Friday, 7 November 2014

Effective strategies for teaching numeracy

The focus of my thoughts in school this week has been numeracy. With assessments, a course and a chance to observe another teacher in this area all taking place. 

In terms of assessments it was interesting to find the success in mathematics that can be had by some learners with poor reading skills when questions are read out for them. Potentially this should be the way all learners are assessed in maths as ability to read does not effect practical maths skills. It was also disappointing to find some learners greatly underachieving in tests when their work in class is much better it is imperative to find out what it is about tests that is stopping these learners showing their true potential.

The course i took part in was hosted by GWE and focused on numerical reasoning. The three key things i took away were,

1) RUCSAC approach to problem solving (read, underline, choose, solve, answer, check)
2) Identifying 10 different problem solving strategies (see below)
3) Using numeracy as the starting point for cross curricular and thematic planning.

Today i was lucky enough to work with @davidleighevans some fantastic work on STEM and numeracy that will stick with me and the learners for some time to come!

So to summarise what I have learnt this week is that to be effective in teaching numeracy it needs to be fun, it needs to be used throughout the curriculum and learners need to learn how to develop their own problem solving strategies.

Star of the week - The fantastic work completed by learners using gears and cogs to develop STEM.

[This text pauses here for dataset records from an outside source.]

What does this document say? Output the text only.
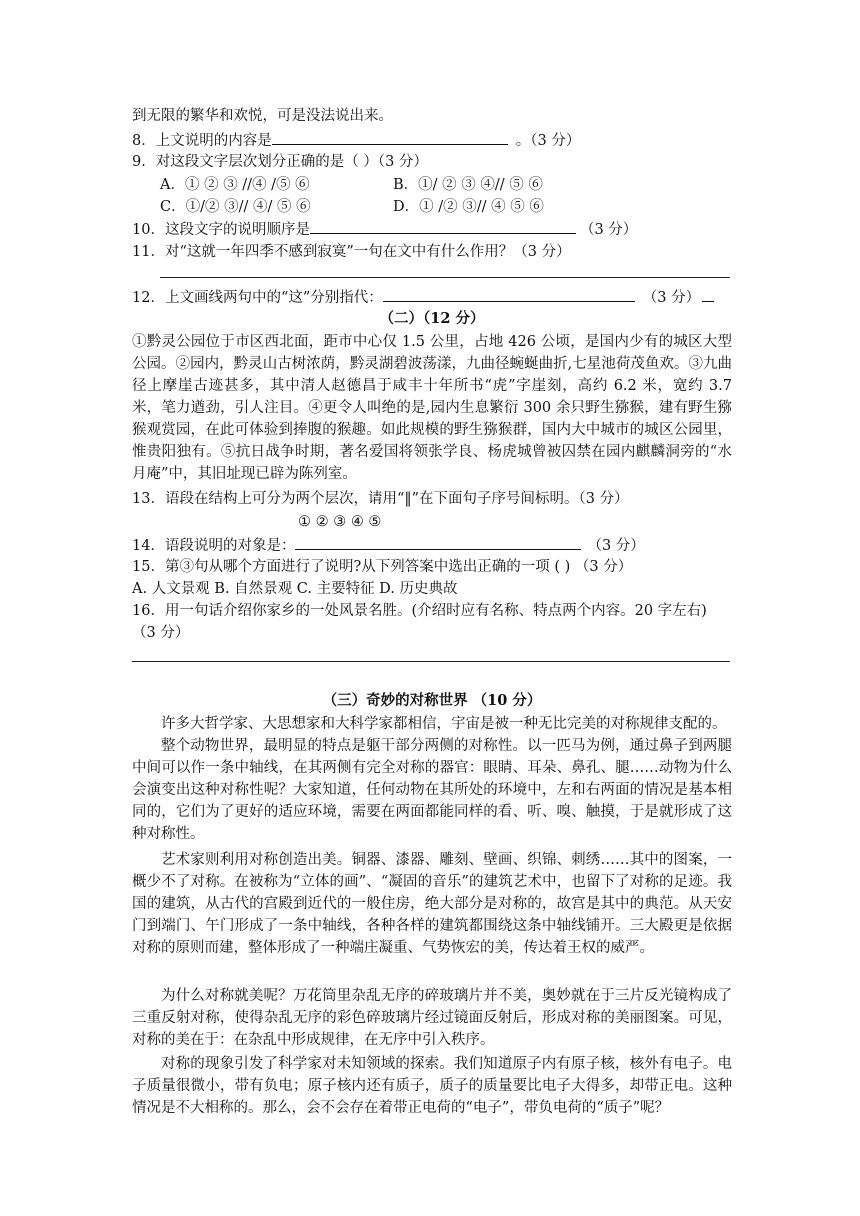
到无限的繁华和欢悦，可是没法说出来。
8．上文说明的内容是	。（3 分）
9．对这段文字层次划分正确的是（ ）（3 分）
A．① ② ③ //④ /⑤ ⑥	B．①/ ② ③ ④// ⑤ ⑥
C．①/② ③// ④/ ⑤ ⑥	D．① /② ③// ④ ⑤ ⑥
10．这段文字的说明顺序是	（3 分）
11．对“这就一年四季不感到寂寞”一句在文中有什么作用？（3 分）
12．上文画线两句中的“这”分别指代：	（3 分）
（二）（12 分）
①黔灵公园位于市区西北面，距市中心仅 1.5 公里，占地 426 公顷，是国内少有的城区大型公园。②园内，黔灵山古树浓荫，黔灵湖碧波荡漾，九曲径蜿蜒曲折,七星池荷茂鱼欢。③九曲径上摩崖古迹甚多，其中清人赵德昌于咸丰十年所书“虎”字崖刻，高约 6.2 米，宽约 3.7 米，笔力遒劲，引人注目。④更令人叫绝的是,园内生息繁衍 300 余只野生猕猴，建有野生猕猴观赏园，在此可体验到捧腹的猴趣。如此规模的野生猕猴群，国内大中城市的城区公园里，惟贵阳独有。⑤抗日战争时期，著名爱国将领张学良、杨虎城曾被囚禁在园内麒麟洞旁的“水月庵”中，其旧址现已辟为陈列室。
13．语段在结构上可分为两个层次，请用“‖”在下面句子序号间标明。（3 分）
① ② ③ ④ ⑤
14．语段说明的对象是：	（3 分）
15．第③句从哪个方面进行了说明?从下列答案中选出正确的一项 ( ) （3 分）
A. 人文景观 B. 自然景观 C. 主要特征 D. 历史典故
16．用一句话介绍你家乡的一处风景名胜。(介绍时应有名称、特点两个内容。20 字左右)
（3 分）
（三）奇妙的对称世界 （10 分）
许多大哲学家、大思想家和大科学家都相信，宇宙是被一种无比完美的对称规律支配的。
整个动物世界，最明显的特点是躯干部分两侧的对称性。以一匹马为例，通过鼻子到两腿中间可以作一条中轴线，在其两侧有完全对称的器官：眼睛、耳朵、鼻孔、腿……动物为什么会演变出这种对称性呢？大家知道，任何动物在其所处的环境中，左和右两面的情况是基本相同的，它们为了更好的适应环境，需要在两面都能同样的看、听、嗅、触摸，于是就形成了这种对称性。
艺术家则利用对称创造出美。铜器、漆器、雕刻、壁画、织锦、刺绣……其中的图案，一概少不了对称。在被称为“立体的画”、“凝固的音乐”的建筑艺术中，也留下了对称的足迹。我国的建筑，从古代的宫殿到近代的一般住房，绝大部分是对称的，故宫是其中的典范。从天安门到端门、午门形成了一条中轴线，各种各样的建筑都围绕这条中轴线铺开。三大殿更是依据对称的原则而建，整体形成了一种端庄凝重、气势恢宏的美，传达着王权的威严。
为什么对称就美呢？万花筒里杂乱无序的碎玻璃片并不美，奥妙就在于三片反光镜构成了三重反射对称，使得杂乱无序的彩色碎玻璃片经过镜面反射后，形成对称的美丽图案。可见，对称的美在于：在杂乱中形成规律，在无序中引入秩序。
对称的现象引发了科学家对未知领域的探索。我们知道原子内有原子核，核外有电子。电子质量很微小，带有负电；原子核内还有质子，质子的质量要比电子大得多，却带正电。这种情况是不大相称的。那么，会不会存在着带正电荷的“电子”，带负电荷的“质子”呢？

Wish for the week - Need to assess learners practical maths skills as well as their skills on paper to really assess where they are.

The Week Ahead

Another busy week looms however that is the best way to be. It will be important to start developing the learners ability to act for the school Christmas play, Welsh PowerPoints need to be created and i need to find more effective strategies for addressing gaps in learners maths firstly by finding out what they can and can't do.